Iryna, a vascular surgeon, got a job at a private clinic in the city. But the normalcy didn't last.
The weekend the Crimean bridge was attacked, the family was visiting Iryna's parents 125 kilometres outside Kyiv. They returned to their apartment, but Robert had a cold, so he slept in the guest room.
"I woke up about 8 o'clock in the morning. I heard my wife playing with our daughter in our bedroom, which faces the park … and at about 8:24 I heard a whooshing sound and a first enormous explosion," he told All In A Day host Alan Neal.
A missile had hit an intersection 250 metres from their apartment.
Iryna grabbed Olivia and the family rushed to the guest bath, which was marble-lined and protected by the metre-thick walls of their century-old apartment building.
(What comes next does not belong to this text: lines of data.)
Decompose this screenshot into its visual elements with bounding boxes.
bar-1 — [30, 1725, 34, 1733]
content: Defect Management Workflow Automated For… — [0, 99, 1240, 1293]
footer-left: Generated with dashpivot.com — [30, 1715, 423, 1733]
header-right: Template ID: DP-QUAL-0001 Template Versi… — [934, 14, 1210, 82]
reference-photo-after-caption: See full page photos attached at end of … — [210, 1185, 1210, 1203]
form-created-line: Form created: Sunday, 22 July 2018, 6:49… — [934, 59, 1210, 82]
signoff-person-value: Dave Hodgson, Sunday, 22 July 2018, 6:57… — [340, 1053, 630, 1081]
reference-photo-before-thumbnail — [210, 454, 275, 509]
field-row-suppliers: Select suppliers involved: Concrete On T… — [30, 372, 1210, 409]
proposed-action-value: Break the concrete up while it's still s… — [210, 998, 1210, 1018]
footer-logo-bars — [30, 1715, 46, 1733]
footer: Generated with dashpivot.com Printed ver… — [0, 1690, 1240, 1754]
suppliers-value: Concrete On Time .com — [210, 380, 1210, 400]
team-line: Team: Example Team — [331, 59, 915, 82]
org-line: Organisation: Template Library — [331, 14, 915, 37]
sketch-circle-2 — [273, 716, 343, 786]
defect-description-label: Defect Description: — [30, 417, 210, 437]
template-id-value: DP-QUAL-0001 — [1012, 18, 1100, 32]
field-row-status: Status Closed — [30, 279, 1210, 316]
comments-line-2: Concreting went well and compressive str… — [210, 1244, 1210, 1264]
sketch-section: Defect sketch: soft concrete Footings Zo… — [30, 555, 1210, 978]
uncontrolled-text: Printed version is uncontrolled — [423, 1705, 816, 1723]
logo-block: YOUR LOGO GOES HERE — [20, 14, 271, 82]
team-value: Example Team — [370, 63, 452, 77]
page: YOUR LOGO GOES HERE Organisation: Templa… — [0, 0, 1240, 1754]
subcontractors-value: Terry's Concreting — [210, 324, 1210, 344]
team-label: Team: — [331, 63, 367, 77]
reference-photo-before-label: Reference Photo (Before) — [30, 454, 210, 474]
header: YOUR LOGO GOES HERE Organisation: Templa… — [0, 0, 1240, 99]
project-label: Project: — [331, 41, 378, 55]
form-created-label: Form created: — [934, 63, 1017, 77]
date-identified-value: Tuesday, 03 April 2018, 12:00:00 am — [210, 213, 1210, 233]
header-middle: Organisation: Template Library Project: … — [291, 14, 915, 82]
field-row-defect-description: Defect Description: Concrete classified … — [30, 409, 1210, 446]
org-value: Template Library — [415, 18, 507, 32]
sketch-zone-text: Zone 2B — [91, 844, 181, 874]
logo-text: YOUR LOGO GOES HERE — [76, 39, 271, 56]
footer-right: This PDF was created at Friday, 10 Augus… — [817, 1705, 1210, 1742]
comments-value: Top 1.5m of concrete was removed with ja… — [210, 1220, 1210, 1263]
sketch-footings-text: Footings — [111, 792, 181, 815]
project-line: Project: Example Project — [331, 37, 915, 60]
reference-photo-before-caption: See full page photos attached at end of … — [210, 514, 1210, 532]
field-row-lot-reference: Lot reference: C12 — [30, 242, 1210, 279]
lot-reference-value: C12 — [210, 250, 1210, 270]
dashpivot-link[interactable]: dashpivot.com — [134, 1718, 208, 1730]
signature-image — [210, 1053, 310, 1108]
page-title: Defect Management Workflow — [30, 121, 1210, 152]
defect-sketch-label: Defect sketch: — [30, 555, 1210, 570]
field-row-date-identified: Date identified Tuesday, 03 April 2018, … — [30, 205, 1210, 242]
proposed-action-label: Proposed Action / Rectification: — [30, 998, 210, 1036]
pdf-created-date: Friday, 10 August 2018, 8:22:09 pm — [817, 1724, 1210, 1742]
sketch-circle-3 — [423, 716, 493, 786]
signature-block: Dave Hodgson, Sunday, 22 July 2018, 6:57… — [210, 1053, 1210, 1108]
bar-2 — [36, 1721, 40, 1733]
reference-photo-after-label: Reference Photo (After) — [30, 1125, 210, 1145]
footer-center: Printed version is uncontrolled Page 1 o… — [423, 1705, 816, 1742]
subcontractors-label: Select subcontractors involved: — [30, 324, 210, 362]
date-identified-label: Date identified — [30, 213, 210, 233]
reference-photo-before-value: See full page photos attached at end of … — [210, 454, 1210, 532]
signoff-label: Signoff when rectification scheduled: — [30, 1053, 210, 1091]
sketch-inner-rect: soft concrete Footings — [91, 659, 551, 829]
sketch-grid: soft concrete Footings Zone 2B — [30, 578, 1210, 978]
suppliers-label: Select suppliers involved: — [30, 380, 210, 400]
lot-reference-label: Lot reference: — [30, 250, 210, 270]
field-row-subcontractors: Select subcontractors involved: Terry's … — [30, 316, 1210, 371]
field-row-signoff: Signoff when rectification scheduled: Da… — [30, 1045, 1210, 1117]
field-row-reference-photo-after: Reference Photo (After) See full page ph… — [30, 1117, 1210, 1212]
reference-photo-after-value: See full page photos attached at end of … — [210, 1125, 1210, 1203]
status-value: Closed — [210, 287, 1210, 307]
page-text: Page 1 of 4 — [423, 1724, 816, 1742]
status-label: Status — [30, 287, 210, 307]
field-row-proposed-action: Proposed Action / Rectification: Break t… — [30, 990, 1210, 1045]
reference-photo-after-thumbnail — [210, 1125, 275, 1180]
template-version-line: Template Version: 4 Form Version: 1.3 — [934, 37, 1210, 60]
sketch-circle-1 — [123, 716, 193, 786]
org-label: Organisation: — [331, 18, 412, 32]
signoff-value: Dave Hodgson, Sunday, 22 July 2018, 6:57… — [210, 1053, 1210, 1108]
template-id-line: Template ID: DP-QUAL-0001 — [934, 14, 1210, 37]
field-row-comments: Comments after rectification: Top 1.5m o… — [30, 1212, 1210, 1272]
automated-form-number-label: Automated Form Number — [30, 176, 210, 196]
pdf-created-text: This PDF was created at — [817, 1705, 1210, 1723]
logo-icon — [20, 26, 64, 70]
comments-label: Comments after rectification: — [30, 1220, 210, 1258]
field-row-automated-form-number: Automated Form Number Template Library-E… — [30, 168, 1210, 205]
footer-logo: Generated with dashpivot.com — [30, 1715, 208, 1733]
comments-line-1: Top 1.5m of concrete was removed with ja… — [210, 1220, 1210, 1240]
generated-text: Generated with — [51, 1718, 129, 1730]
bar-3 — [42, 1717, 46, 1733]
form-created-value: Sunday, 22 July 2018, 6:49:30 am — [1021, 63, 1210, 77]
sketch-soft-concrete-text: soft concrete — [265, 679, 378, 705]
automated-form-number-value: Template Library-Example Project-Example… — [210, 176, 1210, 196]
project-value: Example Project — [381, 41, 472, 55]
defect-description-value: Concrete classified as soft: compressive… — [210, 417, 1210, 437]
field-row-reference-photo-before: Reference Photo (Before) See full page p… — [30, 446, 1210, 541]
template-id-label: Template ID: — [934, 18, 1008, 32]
A second missile hit 50 metres from their building, leaving a deep crater in the playground across from their apartment.
"We were actually playing with our daughter when the missile exploded because we wanted her to not get traumatized. So we're going 'boom, boom.' You know what you do for a little kid to make it seem like a game."
They'd agreed on this tactic to calm Olivia beforehand and Grant said falling into it was automatic.
"The funny thing is the worst fear was the 30 seconds after the second impact, because as I thought in my mind there was a first impact 250 metres away, then there was 50 metres away," Grant said.
The courtyard of their apartment was being used as a headquarters for the Territorial Defence Force, which he assumed was the target — but there was no third missile.
The family eventually left the bathroom to find their doors blown in, all their windows shattered and missile shrapnel in the walls and the bed where they had been seconds before the blast.
Robert said he had thought it was more likely to get into a car crash driving in eastern Ontario than to be near a missile strike.
"I was proven wrong within the first 10 days," he said.
The family has now acquired U.K. visas and will be staying there — closer to family than Ottawa — for the foreseeable future.
Ukrainian people are 'just amazing'
While Grant called his own reasoning wrong, he's not the only one to reach a similar conclusion.
Chris Glover grew up in Ottawa's New Edinburgh neighbourhood and moved to Ukraine in 2008 to work in the oil business. He used a similar line of thinking when he returned home to Kyiv.
His family was staying at an AirBnB in Croatia when the family dog was hit by a car.
"I kind of felt that being next to a highway as a refugee is probably more dangerous than being in our apartment in Kyiv for now," Glover said.
Glover, his wife and his two children, ages eight and nearly two, returned in June.
"It's important that people are in the country and paying taxes and keeping businesses alive," Glover said.
"There won't be a country left to come back to if all the businesses are shut up and all the men who can't leave the country can't find work."
Since their return, Glover said people have been especially kind to each other, smiling at grocery stores and waving people through in traffic.
"This is when you want to be in Ukraine, when people are just amazing."
He gave the example of children gathered in a bomb shelter belting out the song Stefania, which won the Eurovision song contest this year.
Been at war for 'years now'
That doesn't mean it's all been easy. Glover lives near the Grants and was supposed to be in the park when the missile hit.
"We were running a bit late that morning and I was still just shaving when the first missile went off," he said.
He said perspective is everything when it comes to determining risk.
"This war didn't start for us in February. We've been in a country at war for 10 years now."
He said as long as they're out of Russian artillery range, which he estimates is between 40 and 50 kilometres, he feels relatively safe.
The family would consider leaving if the government — which he says has earned their complete trust — asked them to for logistical reasons, or if the situation became more volatile.
"If the situation becomes uncomfortable — I think it will become uncomfortable before it becomes unsafe — we'll probably leave."